Julian Gringras and his wife Fela Baum in Lwow

This is a photo of me and my wife Fela Baum. It was taken in Lwow in 1940.

In 1940 I worked in Warkowicze but I intended to go to Lwow, because my wife’s brother Mosze, who had stopped off there and got straight into Lwow Polytechnic, was urging me to go to Lwow.

Lwow Polytechnic was a Polish polytechnic but by that time was under Ukrainian, i.e. Soviet authority.

That Lwow period is the Polytechnic. They honored my Warsaw grade transcript - you have to remember that this was a time when some of the Warsaw professors were lecturing at the University in Lwow, among them Boy-Zelenski.

The food, I remember, was not wonderful - we even ate horsemeat, which at the time was considered unpleasant, because horsemeat wasn't eaten in Poland.

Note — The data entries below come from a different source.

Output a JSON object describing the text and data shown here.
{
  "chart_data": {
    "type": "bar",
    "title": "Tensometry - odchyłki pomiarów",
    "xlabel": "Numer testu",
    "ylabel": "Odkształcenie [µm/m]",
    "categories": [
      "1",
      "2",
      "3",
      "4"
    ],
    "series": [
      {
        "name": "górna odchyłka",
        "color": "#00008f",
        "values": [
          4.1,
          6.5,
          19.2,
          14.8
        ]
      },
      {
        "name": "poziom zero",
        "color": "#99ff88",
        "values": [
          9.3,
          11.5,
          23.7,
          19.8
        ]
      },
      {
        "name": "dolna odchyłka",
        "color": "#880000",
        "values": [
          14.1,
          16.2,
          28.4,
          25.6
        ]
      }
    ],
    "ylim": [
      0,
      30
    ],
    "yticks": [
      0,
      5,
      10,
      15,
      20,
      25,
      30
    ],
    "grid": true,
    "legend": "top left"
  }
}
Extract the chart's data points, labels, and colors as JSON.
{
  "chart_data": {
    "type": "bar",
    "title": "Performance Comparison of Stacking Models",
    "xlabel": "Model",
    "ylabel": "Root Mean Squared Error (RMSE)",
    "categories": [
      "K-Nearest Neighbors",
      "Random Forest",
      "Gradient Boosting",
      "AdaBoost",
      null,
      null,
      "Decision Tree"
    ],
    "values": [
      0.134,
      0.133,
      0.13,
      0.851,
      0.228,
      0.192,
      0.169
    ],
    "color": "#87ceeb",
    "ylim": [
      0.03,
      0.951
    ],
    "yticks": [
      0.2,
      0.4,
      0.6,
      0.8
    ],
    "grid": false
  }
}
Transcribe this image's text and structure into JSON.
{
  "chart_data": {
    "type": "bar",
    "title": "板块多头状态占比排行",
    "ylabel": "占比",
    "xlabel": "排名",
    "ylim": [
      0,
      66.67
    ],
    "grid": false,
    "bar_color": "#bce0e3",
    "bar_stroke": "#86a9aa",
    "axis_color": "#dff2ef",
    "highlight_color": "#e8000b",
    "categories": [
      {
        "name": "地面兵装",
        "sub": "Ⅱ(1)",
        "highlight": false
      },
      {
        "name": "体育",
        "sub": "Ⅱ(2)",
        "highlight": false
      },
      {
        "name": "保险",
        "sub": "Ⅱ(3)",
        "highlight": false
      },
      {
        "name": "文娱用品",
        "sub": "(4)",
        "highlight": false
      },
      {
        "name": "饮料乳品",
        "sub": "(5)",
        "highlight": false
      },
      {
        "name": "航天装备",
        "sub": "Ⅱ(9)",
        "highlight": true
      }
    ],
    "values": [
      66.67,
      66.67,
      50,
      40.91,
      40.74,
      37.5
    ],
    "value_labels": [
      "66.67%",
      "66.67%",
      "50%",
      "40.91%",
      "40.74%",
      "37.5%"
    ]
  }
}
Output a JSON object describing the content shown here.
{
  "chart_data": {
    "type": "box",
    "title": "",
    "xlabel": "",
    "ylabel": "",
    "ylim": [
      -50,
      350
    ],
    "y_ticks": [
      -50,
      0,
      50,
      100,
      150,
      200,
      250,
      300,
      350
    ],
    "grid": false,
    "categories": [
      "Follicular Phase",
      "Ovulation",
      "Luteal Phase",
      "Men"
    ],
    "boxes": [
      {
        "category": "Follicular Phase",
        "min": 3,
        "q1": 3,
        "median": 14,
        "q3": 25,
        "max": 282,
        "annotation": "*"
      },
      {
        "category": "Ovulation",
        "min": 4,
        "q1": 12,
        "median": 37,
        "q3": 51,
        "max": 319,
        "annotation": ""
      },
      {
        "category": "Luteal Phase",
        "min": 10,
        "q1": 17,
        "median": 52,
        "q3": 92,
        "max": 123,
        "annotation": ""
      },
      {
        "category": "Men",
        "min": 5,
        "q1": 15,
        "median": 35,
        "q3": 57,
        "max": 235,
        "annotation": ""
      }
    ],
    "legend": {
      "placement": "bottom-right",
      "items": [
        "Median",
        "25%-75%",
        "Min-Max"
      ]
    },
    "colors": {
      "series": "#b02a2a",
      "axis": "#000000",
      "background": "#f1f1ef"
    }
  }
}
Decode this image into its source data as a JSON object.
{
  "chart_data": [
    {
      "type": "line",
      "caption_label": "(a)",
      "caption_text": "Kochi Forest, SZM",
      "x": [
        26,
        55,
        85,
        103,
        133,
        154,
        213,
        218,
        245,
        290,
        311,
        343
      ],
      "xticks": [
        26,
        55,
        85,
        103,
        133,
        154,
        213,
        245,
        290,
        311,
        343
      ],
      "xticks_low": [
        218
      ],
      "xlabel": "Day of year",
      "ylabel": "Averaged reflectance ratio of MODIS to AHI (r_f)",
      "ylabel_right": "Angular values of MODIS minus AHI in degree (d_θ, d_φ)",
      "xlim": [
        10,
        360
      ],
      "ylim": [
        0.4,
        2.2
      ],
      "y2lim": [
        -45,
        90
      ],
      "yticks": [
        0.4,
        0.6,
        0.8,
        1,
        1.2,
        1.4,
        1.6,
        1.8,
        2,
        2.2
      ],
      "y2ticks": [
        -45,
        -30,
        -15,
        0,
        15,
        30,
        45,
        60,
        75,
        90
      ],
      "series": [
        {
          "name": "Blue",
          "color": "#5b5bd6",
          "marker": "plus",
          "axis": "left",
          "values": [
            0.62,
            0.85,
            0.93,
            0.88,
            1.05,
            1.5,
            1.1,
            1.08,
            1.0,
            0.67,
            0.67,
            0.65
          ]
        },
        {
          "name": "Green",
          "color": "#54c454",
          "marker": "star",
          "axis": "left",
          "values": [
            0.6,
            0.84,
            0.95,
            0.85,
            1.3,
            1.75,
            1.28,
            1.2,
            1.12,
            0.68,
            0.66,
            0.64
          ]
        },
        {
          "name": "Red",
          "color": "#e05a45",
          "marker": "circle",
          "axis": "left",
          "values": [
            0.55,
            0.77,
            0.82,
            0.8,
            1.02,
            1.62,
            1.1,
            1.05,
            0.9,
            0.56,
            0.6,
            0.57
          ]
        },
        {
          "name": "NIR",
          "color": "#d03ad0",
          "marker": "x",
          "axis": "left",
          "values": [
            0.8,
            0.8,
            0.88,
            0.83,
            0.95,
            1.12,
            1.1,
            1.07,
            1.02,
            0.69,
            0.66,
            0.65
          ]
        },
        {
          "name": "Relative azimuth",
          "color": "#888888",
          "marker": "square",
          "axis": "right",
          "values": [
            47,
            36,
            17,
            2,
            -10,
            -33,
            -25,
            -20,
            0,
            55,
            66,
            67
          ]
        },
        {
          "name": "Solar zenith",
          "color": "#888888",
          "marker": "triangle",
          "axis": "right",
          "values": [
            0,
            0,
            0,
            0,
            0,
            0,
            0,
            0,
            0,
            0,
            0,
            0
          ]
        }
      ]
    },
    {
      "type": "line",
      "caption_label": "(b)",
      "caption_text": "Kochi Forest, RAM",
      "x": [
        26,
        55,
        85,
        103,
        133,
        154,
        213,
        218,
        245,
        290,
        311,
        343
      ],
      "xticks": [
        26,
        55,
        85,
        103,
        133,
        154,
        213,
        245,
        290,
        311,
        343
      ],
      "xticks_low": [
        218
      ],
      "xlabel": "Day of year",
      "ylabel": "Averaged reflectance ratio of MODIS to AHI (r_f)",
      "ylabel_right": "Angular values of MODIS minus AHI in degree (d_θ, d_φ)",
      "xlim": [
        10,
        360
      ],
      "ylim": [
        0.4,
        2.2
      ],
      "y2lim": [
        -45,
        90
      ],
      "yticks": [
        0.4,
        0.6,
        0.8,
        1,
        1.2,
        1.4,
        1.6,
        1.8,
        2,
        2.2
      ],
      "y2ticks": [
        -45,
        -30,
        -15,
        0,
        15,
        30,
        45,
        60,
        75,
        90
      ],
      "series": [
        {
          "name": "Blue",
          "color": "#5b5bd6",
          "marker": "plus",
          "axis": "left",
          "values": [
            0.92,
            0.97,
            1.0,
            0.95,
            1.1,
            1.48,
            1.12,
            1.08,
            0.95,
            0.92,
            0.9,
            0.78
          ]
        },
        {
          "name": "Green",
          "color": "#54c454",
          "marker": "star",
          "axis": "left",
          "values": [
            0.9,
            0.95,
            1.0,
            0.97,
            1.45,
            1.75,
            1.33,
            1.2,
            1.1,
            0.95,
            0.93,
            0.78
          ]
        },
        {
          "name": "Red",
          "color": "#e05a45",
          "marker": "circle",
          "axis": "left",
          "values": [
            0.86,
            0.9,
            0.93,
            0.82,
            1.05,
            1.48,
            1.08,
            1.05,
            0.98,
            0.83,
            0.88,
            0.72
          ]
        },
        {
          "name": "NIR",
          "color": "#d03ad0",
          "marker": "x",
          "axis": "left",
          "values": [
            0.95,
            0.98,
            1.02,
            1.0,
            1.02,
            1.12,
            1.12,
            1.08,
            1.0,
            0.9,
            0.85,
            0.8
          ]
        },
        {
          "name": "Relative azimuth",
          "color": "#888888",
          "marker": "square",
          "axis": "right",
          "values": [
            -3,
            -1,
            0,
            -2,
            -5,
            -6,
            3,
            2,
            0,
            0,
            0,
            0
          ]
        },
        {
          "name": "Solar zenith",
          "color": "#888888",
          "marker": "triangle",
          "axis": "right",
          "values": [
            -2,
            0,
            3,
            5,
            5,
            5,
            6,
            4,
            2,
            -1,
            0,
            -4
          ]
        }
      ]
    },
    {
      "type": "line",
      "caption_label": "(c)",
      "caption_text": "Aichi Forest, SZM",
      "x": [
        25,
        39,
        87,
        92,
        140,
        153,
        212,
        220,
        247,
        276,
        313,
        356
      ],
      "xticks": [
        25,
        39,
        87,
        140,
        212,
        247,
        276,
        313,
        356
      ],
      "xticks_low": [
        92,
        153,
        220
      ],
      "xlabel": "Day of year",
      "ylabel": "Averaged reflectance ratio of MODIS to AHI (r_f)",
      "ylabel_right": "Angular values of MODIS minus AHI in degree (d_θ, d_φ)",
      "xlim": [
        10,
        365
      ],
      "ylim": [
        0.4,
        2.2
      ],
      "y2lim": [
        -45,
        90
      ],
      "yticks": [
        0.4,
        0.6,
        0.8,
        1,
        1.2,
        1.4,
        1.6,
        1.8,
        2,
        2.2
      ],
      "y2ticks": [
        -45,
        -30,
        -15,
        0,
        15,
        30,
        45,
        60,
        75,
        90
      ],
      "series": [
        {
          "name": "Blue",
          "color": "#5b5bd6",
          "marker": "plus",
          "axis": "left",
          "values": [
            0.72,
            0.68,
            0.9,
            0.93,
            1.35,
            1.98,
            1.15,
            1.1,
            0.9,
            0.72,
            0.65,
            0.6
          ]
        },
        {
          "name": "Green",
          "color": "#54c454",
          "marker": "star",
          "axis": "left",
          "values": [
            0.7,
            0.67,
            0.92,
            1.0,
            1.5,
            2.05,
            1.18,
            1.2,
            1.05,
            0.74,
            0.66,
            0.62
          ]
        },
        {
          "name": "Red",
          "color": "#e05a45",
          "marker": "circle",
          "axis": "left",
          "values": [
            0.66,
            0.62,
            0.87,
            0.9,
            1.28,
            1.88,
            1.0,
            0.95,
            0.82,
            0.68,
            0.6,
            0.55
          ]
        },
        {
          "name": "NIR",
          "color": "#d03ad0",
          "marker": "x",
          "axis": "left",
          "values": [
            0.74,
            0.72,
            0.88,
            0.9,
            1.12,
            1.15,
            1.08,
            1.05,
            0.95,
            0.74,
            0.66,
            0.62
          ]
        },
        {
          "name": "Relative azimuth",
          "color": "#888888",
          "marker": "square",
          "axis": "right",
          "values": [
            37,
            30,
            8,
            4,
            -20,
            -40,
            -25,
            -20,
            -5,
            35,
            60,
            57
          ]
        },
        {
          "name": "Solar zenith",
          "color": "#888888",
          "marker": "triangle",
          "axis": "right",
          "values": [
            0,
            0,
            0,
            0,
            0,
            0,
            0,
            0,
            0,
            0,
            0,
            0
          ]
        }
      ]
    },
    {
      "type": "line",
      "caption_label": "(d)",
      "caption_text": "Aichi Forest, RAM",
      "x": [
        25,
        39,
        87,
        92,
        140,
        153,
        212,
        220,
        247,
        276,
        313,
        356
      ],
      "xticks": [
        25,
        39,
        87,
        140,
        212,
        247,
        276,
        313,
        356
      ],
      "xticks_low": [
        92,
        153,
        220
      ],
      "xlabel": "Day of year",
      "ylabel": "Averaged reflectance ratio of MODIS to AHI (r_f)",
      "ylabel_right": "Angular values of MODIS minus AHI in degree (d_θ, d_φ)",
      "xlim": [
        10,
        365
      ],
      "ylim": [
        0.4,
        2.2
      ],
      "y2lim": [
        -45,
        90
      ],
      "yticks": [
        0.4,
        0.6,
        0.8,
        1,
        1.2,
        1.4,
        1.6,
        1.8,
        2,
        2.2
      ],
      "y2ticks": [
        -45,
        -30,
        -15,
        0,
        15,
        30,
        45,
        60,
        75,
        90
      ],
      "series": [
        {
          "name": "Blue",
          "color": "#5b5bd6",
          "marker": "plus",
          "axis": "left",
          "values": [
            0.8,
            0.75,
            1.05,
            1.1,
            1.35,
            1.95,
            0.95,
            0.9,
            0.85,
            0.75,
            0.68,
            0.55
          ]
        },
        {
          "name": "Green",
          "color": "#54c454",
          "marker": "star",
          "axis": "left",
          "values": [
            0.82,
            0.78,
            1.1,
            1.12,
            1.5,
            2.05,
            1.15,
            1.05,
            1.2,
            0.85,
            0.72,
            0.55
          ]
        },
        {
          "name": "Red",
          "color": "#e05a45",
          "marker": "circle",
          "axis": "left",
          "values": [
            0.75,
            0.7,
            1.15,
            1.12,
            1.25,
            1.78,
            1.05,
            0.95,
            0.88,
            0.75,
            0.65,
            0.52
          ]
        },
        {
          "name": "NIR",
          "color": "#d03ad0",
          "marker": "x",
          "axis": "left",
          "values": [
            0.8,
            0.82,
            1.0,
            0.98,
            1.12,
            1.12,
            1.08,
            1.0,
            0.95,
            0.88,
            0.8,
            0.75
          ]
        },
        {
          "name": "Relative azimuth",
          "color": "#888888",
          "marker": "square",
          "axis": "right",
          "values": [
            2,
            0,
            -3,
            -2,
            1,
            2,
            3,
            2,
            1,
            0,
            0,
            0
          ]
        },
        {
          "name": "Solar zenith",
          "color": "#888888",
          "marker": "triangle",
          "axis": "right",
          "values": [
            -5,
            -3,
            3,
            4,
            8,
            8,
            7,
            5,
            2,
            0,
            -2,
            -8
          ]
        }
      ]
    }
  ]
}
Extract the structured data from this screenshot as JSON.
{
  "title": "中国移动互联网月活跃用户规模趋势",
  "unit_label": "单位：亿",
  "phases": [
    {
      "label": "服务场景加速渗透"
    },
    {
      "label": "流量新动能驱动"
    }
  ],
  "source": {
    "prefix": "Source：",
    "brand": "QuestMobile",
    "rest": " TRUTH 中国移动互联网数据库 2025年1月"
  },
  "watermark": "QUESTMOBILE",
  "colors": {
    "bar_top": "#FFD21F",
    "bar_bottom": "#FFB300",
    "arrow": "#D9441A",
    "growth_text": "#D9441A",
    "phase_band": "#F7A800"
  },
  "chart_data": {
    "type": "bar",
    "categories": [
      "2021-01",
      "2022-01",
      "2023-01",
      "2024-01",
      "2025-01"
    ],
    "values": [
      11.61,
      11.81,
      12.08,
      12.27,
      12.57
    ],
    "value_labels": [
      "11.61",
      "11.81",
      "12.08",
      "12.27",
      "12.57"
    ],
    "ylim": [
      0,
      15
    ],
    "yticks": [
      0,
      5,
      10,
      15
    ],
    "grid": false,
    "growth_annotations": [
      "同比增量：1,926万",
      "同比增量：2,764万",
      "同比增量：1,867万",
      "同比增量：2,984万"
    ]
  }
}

While I was in Lwow a few parcels of clothing came from my parents. They were probably still living in their own houses, but in 1942 we were no longer in contact.

We lost touch with the outbreak of the war between Germany and Russia in June 1941. And after that I no longer had any contact with either Kielce or Warsaw, only with Moscow, with the people who were in the Union of Polish Patriots, who also sent parcels, small ones.

An overcoat, a good, navy blue overcoat - but unfortunately some mice nested in the sleeve and then I had to throw it away, yes, that's what happened.